For restaurateurs, delivery feels different. Here’s what Santiago Rodriguez misses most: conversations with regulars and knowing what they’d eat before they ordered; repeat customers who bring in new diners and tip them off about favorites, like they’re sharing a secret; telling people about the new art on display; the folks who come for lunch and stay for hours. But in May 2019, after 20 years in business, Rodriguez’s Belgian-style restaurant Frjtz stopped serving food out of its storefront in San Francisco’s Mission neighborhood. The rent had nearly doubled, and other expenses were climbing.

Now, Frjtz burgers and fries live on—online. Six of eight staff members moved into a room in a facility about a mile away, where they sling food alongside 10 or so other brands, serving burritos, Vietnamese sandwiches, Middle Eastern fare, pizza, and sushi. (One reason the restaurant needs fewer people: very little dishwashing.) The facility is owned by CloudKitchens.
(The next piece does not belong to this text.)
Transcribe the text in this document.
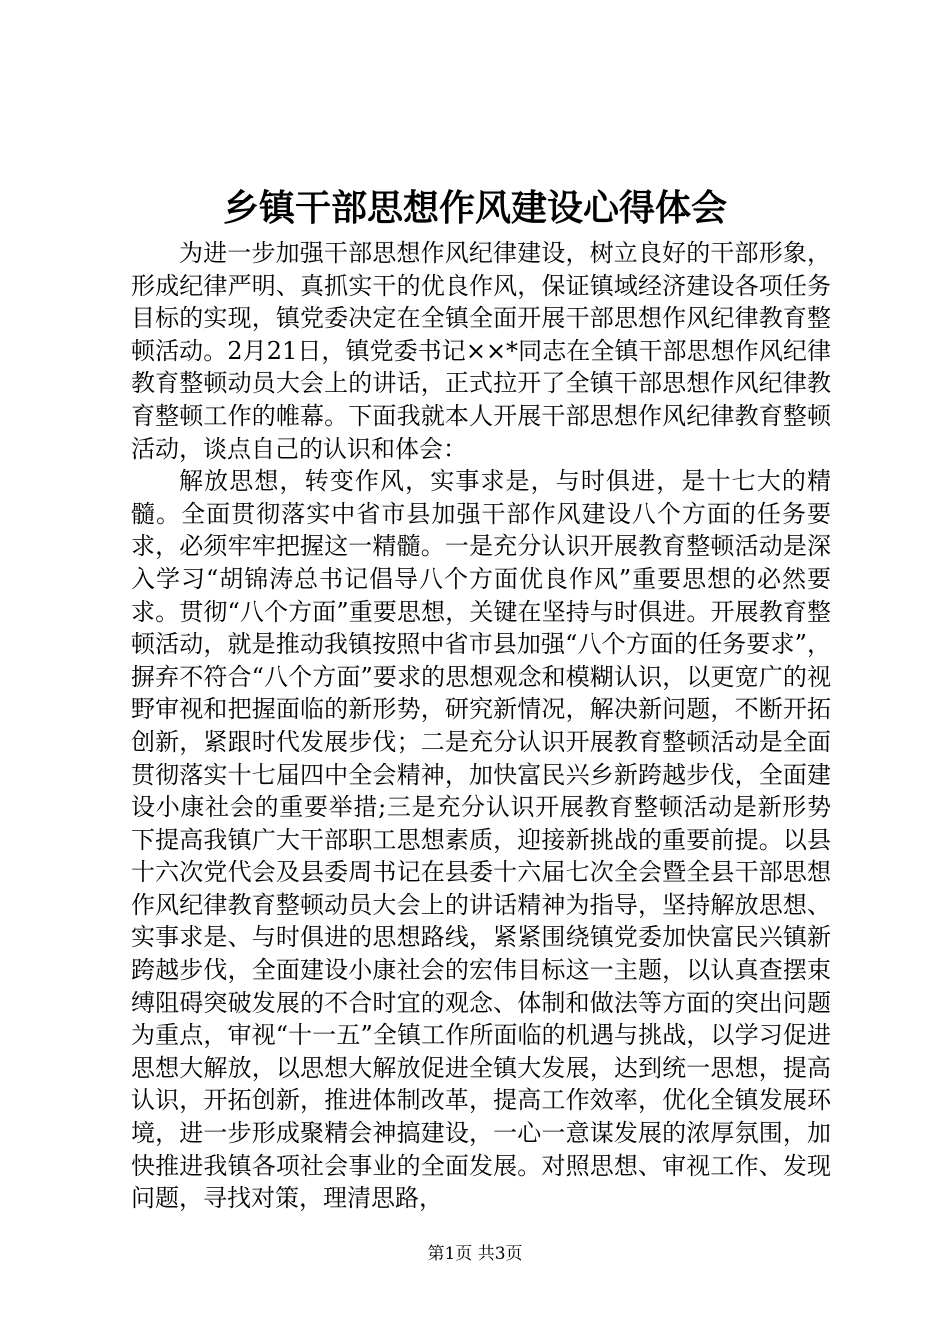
乡镇干部思想作风建设心得体会

为进一步加强干部思想作风纪律建设，树立良好的干部形象，形成纪律严明、真抓实干的优良作风，保证镇域经济建设各项任务目标的实现，镇党委决定在全镇全面开展干部思想作风纪律教育整顿活动。2月21日，镇党委书记××*同志在全镇干部思想作风纪律教育整顿动员大会上的讲话，正式拉开了全镇干部思想作风纪律教育整顿工作的帷幕。下面我就本人开展干部思想作风纪律教育整顿活动，谈点自己的认识和体会：

解放思想，转变作风，实事求是，与时俱进，是十七大的精髓。全面贯彻落实中省市县加强干部作风建设八个方面的任务要求，必须牢牢把握这一精髓。一是充分认识开展教育整顿活动是深入学习“胡锦涛总书记倡导八个方面优良作风”重要思想的必然要求。贯彻“八个方面”重要思想，关键在坚持与时俱进。开展教育整顿活动，就是推动我镇按照中省市县加强“八个方面的任务要求”，摒弃不符合“八个方面”要求的思想观念和模糊认识，以更宽广的视野审视和把握面临的新形势，研究新情况，解决新问题，不断开拓创新，紧跟时代发展步伐；二是充分认识开展教育整顿活动是全面贯彻落实十七届四中全会精神，加快富民兴乡新跨越步伐，全面建设小康社会的重要举措;三是充分认识开展教育整顿活动是新形势下提高我镇广大干部职工思想素质，迎接新挑战的重要前提。以县十六次党代会及县委周书记在县委十六届七次全会暨全县干部思想作风纪律教育整顿动员大会上的讲话精神为指导，坚持解放思想、实事求是、与时俱进的思想路线，紧紧围绕镇党委加快富民兴镇新跨越步伐，全面建设小康社会的宏伟目标这一主题，以认真查摆束缚阻碍突破发展的不合时宜的观念、体制和做法等方面的突出问题为重点，审视“十一五”全镇工作所面临的机遇与挑战，以学习促进思想大解放，以思想大解放促进全镇大发展，达到统一思想，提高认识，开拓创新，推进体制改革，提高工作效率，优化全镇发展环境，进一步形成聚精会神搞建设，一心一意谋发展的浓厚氛围，加快推进我镇各项社会事业的全面发展。对照思想、审视工作、发现问题，寻找对策，理清思路，

第1页 共3页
Sometimes, he says, longtime customers ordering via an app will leave a note in their order to say hi. “It’s more of a sad feeling, what we are going through right now,” he says. “A new generation of diners is just going straight to app-based delivery, instead of enjoying that palpable thing at a restaurant.”
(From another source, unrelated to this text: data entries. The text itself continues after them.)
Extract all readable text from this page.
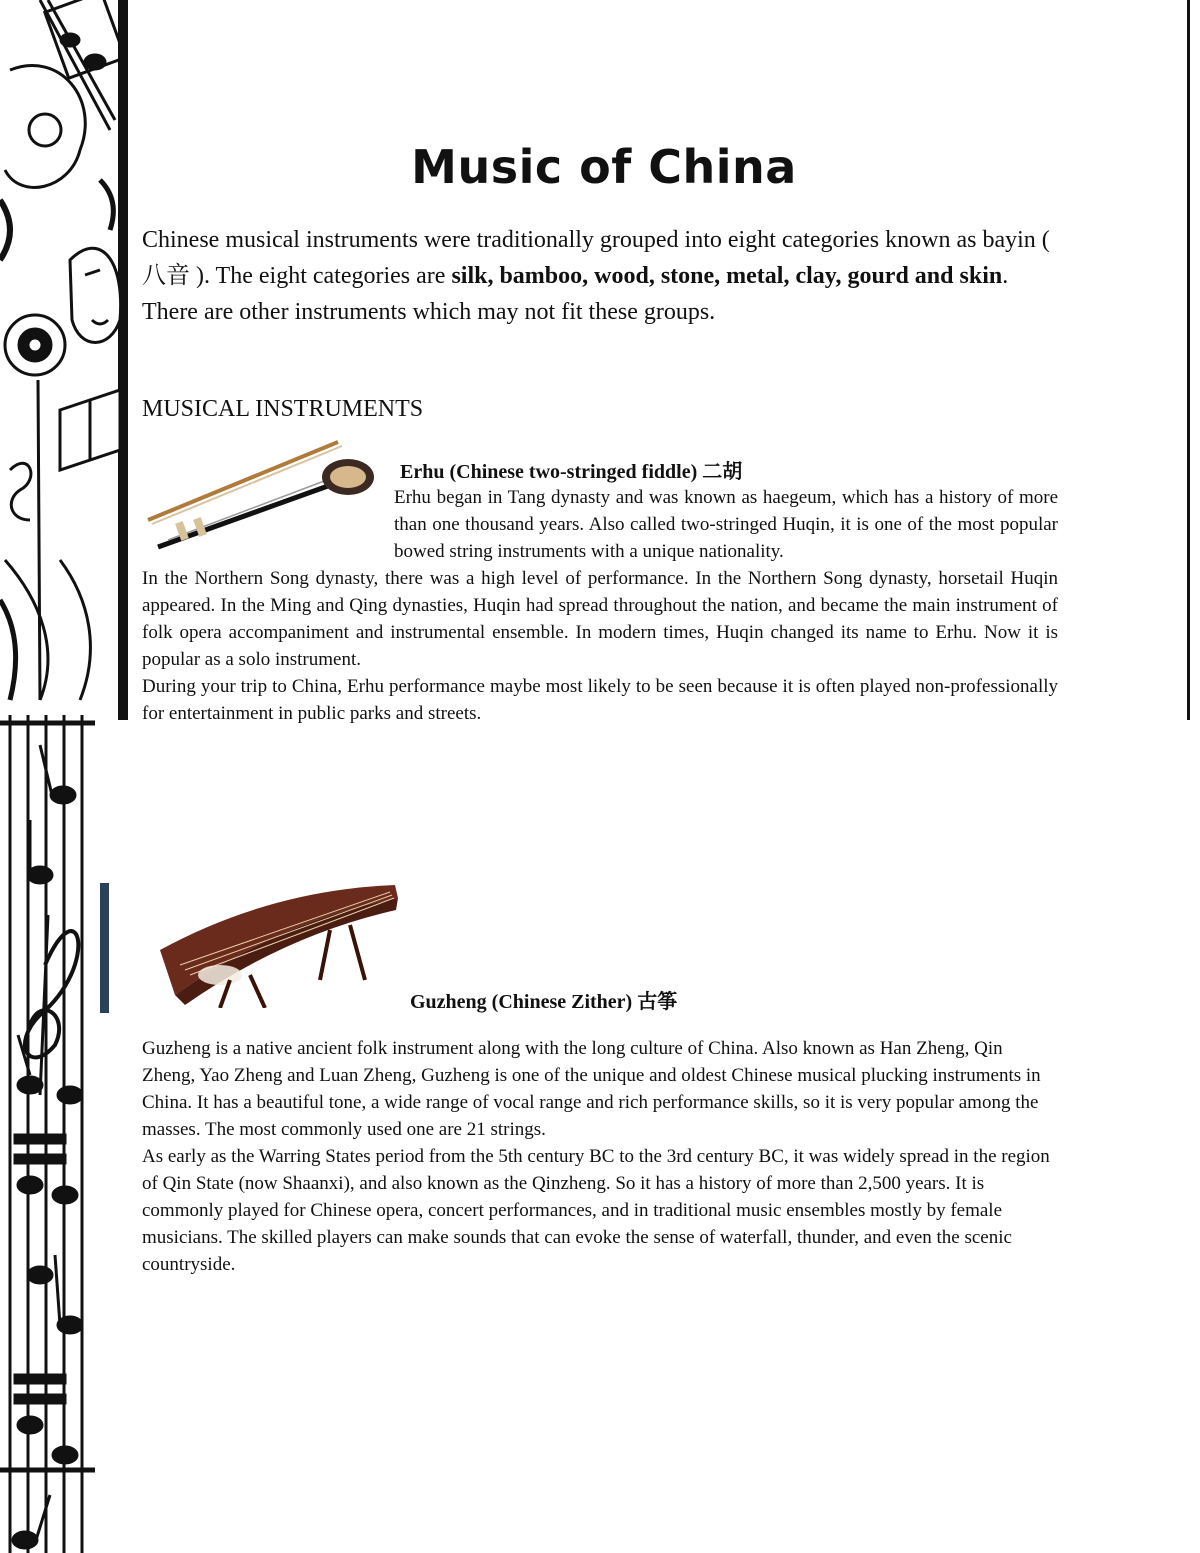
Music of China

Chinese musical instruments were traditionally grouped into eight categories known as bayin ( 八音 ). The eight categories are silk, bamboo, wood, stone, metal, clay, gourd and skin. There are other instruments which may not fit these groups.

MUSICAL INSTRUMENTS
Erhu (Chinese two-stringed fiddle) 二胡

Erhu began in Tang dynasty and was known as haegeum, which has a history of more than one thousand years. Also called two-stringed Huqin, it is one of the most popular bowed string instruments with a unique nationality.

In the Northern Song dynasty, there was a high level of performance. In the Northern Song dynasty, horsetail Huqin appeared. In the Ming and Qing dynasties, Huqin had spread throughout the nation, and became the main instrument of folk opera accompaniment and instrumental ensemble. In modern times, Huqin changed its name to Erhu. Now it is popular as a solo instrument.

During your trip to China, Erhu performance maybe most likely to be seen because it is often played non-professionally for entertainment in public parks and streets.

Guzheng (Chinese Zither) 古筝

Guzheng is a native ancient folk instrument along with the long culture of China. Also known as Han Zheng, Qin Zheng, Yao Zheng and Luan Zheng, Guzheng is one of the unique and oldest Chinese musical plucking instruments in China. It has a beautiful tone, a wide range of vocal range and rich performance skills, so it is very popular among the masses. The most commonly used one are 21 strings.

As early as the Warring States period from the 5th century BC to the 3rd century BC, it was widely spread in the region of Qin State (now Shaanxi), and also known as the Qinzheng. So it has a history of more than 2,500 years. It is commonly played for Chinese opera, concert performances, and in traditional music ensembles mostly by female musicians. The skilled players can make sounds that can evoke the sense of waterfall, thunder, and even the scenic countryside.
Karla Erickson is a sociologist at Grinnell College in Iowa who has written about the experience of going to and working in a local neighborhood restaurant. She says there’s something different and even special about dining in. Small interactions, like knowing someone’s order, help fulfill our interest in other humans. “They’re important because many of us don’t belong to faith communities, for example, so service interactions can be a stand-in for that kind of curiosity,” she says. Erickson says she spent much of Iowa’s shutdown wondering about a waitress at a local restaurant she sometimes visited. “She's not a good friend of mine, but I care about her fate, you know?”

Collins, the Kitchen United CEO, owns a restaurant in Montrose, California, and doesn’t think little interactions, or the culture of eating out, are doomed. But he does see some of the restaurants he works with rethinking how they do things. “Several of our partners are redoing their long-term growth plans to utilize more ghost kitchen kinds of installations,” he says.